H. Christopher Owings
October 18, 2007
Page 2
 
2.
Comment: We note your indication that the key areas of corporate performance "taken into account in setting compensation policies and decisions are growth of sales, cost control, profitability, and innovation." Elaborate upon how these areas of corporate performance impact the compensation you propose to grant and which form of compensation, salary or stock-based compensation or both, is evaluated using these measures.
 
Response: We respectfully note your comment and have revised the disclosure to indicate how the corporate performance factors affect the form and level of compensation to our officers.
 
3.
Comment: You indicate that you plan to review the compensation packages of your executive officers at least annually to determine whether you "adequately compensate [y]our executive officers relative to comparable officers in other companies with which [you] compete for executives." We further note that these companies "may or may not be public companies or companies located in the PRC or even, in all cases, companies in a similar business." Revise your disclosure to explain why you believe it would be appropriate to consider evaluating companies that fall into such criteria in ensuring that your officers are adequately compensated.
 
Response: We respectfully note your comment and have revised the disclosures to more specifically describe the comparison companies that the Compensation Committee with evaluate in determining whether the Company’s officers are adequately compensated, in addition to explaining why the Company believes that an evaluation of the companies that fall into the comparison group would be appropriate in determining the compensation of the Company’s officers.
 
4.
Comment: With respect to Equity Compensation, we note your indication that your Compensation Committee "will evaluate [y]our achievements for the fiscal year based on performance factors and results of operations such as revenues generated, cost of revenues, and net income." We note that you have not disclosed what those quantitative results of operations targets are expected to be nor is it clear when you will set these targets.

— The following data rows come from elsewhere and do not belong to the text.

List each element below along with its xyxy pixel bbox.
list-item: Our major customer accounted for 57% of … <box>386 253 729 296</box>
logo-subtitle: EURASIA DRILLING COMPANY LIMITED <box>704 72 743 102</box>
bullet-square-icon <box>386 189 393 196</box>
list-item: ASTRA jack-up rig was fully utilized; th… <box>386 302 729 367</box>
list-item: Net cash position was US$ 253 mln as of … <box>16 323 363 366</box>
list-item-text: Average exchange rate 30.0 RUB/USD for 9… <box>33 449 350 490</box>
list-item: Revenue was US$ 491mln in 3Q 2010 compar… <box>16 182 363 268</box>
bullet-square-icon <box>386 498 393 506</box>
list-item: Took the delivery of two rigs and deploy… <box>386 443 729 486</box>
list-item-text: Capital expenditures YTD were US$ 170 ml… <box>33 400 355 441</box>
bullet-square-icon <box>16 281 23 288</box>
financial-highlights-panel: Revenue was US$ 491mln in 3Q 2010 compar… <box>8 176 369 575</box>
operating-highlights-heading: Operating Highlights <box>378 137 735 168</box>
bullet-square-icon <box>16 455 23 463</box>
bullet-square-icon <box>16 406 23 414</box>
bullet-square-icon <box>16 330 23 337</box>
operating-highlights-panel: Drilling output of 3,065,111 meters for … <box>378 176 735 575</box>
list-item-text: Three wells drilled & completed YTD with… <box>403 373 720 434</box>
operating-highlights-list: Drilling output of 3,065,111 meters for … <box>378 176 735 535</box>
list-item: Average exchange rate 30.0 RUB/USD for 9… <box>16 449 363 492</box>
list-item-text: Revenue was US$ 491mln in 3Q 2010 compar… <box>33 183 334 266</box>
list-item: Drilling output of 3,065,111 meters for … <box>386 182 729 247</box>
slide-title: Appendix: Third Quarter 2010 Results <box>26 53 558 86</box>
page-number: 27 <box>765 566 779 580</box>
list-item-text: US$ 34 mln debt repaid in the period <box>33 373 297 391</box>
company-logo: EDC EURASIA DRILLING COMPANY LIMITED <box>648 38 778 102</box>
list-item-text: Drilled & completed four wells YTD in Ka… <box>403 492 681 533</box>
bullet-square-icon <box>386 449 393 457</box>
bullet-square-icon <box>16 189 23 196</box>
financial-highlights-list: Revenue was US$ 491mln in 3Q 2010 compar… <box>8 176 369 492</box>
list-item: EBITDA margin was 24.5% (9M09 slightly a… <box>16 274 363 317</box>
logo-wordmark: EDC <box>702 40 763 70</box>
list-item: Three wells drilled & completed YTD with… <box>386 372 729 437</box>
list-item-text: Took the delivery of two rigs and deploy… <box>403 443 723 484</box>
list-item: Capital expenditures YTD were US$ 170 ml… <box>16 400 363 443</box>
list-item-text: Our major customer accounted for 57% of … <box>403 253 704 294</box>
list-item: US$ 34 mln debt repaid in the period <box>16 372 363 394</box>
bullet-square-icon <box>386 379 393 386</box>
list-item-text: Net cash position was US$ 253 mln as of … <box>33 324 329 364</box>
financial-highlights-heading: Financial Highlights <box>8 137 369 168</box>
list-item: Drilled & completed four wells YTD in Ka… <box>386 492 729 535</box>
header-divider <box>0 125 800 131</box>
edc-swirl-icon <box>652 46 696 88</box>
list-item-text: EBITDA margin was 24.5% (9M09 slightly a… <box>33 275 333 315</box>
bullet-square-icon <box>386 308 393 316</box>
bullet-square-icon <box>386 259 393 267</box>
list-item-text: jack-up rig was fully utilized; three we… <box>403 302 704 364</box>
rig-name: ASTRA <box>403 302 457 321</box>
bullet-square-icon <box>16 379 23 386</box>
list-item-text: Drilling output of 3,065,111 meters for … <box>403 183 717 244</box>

If you know what these targets are expected to be for the current fiscal year, please disclose these targets and discuss how difficult or likely it will be for the executive or registrant to achieve the target levels or other factors. Further, please discuss any discretion that may be exercised in granting these awards absent attainment of the stated performance goals. See Instruction 4 to Item 402(b) of Regulation S-K.
 
Response: We respectfully note your comment and revised the disclosures accordingly.
 
5.
Comment: Also with respect to Equity Compensation, please also tell us why you have opted to grant the options with differing vesting dates.
 
Response: We respectfully note your comment and revised the disclosure accordingly.
 
6.
Comment: It appears you mailed your definitive information statement prior to receiving clearance from the staff on the Form S-1. Please tell us what consideration you have given to updating your information statement in light of our comments on the executive compensation discussion in the Form S-1.
 
Response: We respectfully note your comment; however, the Company respectively believes that the requested information is not material to an investor’s understanding to the matters subject to the Schedule 14C information statement. As such, the Company does not believe the investors need be provided with any such amended information in connection with the distribution of the Schedule 14C information statement. For this reason, the Company respectively takes the position that no updating of the information statement is necessary in light of the staff’s comments on the disclosures regarding Executive Compensation as found in the Form S-1 registration statement.
 
 
 

 
 
H. Christopher Owings
October 18, 2007
Page 3
 
Draft Legality Opinion
 
7.
Please ensure that you file a final, executed legality opinion prior to seeking effectiveness.
 
Response: We respectfully note your comment and have filed the opinion to the registration statement.
 
Please do not hesitate to contact the undersigned or Anh Q. Tran, Esq. at (310) 552-5000 with any questions.

Sincerely,

/s/ Thomas J. Poletti
Thomas J. Poletti

cc:   Mara Ransom, SEC
YuKwai Chong, Fuqi International, Inc.